Disease could devastate herds, result in severe economic harm to sport industry, says agency
Emergency regulations have been announced that would prohibit the importation of deer into the state, that may be susceptible to Chronic Wasting Disease (CWD).
The announcement was made Tuesday by the New York State Department of Environmental Conservation (DEC).
The DEC cited the need to protect the state’s deer population, which is critical to a balanced ecosystem and state economy.
The recreational activity of hundreds of thousands of sportsmen and women contribute some $780 million in economic impact statewide, according to DEC.
CWD is a fatal, neurologic disease to species of deer that eventually destroys the brain tissue of infected animals.
“These emergency measures will help mitigate the risk of CWD taking a firm hold here in New York State,” said State Acting Agriculture Commissioner James B. Bays.
“From our agency’s perspective, the most important thing that we can do is limit the exposure of deer to CWD. That’s exactly what these regulations will do,” said Bays, who describes himself as a hunter and an avid outdoorsman.
DEC Commissioner Joe Martens agreed.
“New York State has a long tradition of deer hunting and deer management.

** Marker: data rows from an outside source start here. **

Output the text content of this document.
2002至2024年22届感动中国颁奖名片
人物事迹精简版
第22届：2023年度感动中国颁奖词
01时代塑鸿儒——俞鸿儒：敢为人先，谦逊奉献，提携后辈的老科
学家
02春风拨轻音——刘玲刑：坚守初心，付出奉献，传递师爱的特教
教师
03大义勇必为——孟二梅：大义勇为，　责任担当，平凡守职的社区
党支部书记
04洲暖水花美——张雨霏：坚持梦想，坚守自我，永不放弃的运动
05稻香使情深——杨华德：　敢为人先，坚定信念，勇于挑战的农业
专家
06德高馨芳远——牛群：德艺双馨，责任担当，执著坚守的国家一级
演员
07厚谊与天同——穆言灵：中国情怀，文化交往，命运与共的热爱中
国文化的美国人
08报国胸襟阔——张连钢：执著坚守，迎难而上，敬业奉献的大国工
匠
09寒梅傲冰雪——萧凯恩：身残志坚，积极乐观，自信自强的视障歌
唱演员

It is imperative that we remain vigilant and prevent Chronic Wasting Disease from entering the State,” he said.
The emergency regulations provide a ban on imports of specific species between November 16, 2013 and August 1, 2018.

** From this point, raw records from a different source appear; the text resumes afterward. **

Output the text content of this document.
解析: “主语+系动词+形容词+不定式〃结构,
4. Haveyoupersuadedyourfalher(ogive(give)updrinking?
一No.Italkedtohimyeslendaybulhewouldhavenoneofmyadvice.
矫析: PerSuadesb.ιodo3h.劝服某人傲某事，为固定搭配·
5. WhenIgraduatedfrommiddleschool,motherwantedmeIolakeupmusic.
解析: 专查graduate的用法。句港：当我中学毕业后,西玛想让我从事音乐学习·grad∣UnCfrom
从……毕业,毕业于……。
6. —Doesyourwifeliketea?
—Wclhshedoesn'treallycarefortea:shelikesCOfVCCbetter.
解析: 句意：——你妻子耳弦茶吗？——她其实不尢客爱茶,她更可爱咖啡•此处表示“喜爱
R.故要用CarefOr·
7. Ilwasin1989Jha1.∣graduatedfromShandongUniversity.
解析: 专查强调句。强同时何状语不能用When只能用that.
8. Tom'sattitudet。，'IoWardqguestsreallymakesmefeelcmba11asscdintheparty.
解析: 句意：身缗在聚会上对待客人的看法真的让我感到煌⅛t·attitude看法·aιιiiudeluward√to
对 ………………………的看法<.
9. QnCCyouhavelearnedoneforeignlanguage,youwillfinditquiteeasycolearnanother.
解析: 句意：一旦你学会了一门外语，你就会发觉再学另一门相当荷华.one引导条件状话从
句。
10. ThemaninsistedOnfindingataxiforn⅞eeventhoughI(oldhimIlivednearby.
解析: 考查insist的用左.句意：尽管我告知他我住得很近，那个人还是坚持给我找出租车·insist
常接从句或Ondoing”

These species include Rocky Mountain elk, red deer, mule deer, black-tailed deer, white-tailed deer, sika deer, and moose.
Currently 21 states including New York prohibit the importation of live deer.
Importation bans are necessary because suspected animals can only be diagnosed when they are dead.
“CWD is extremely difficult to detect and control and once present, the costs to the wild deer population, captive deer owners, and the entire state are high,” said State Veterinarian, Dr. David Smith.
“That’s not a risk we’re willing to take here in New York,” he said.
CWD is caused by a disease agent called a prion, which is shed by infected animals in their saliva, feces and urine.
The time from infection to the first outward signs of illness (animals appear weak and unsteady) may be two years or longer.
Soil contaminated with CWD prions cannot be decontaminated and can remain as a source of CWD exposure to wild deer for years.
And the costs of states to deal with outbreaks in CWD in terms of resources and tax dollars are tremendous.
For example, in parts of Wisconsin 20 percent of herds have become affected by CWD, just 10 years after the disease’s introduction into the state.
And the cost to the state was $14 million the first year alone, with much of the money pulled from other wildlife programs.
So, the economic impact that CWD could have on New York State is considerable.
Based on the most recent data, New York’s wild deer herds have a $780.5 million economic impact in the state, while the economic impact of captive deer is $13.2 million.
There are an estimated 823,000 hunting licenses in New York, and the state ranks third in the nation in residential hunters.
In 2011, New York was fourth in the nation in spending by hunters and generated an estimated $290 million in state and local taxes.
“Chronic Wasting Disease is a serious threat to New York’s wild white-tailed deer herd,” Bruce L. Akey, executive director, Animal Health Diagnostic Center at Cornell University’s College of Veterinary Medicine.
“With recent confirmation of CWD in Pennsylvania, our disease specialists are very concerned,” he said.
A public hearing to discuss the emergency regulations has been scheduled for December 19 in Albany.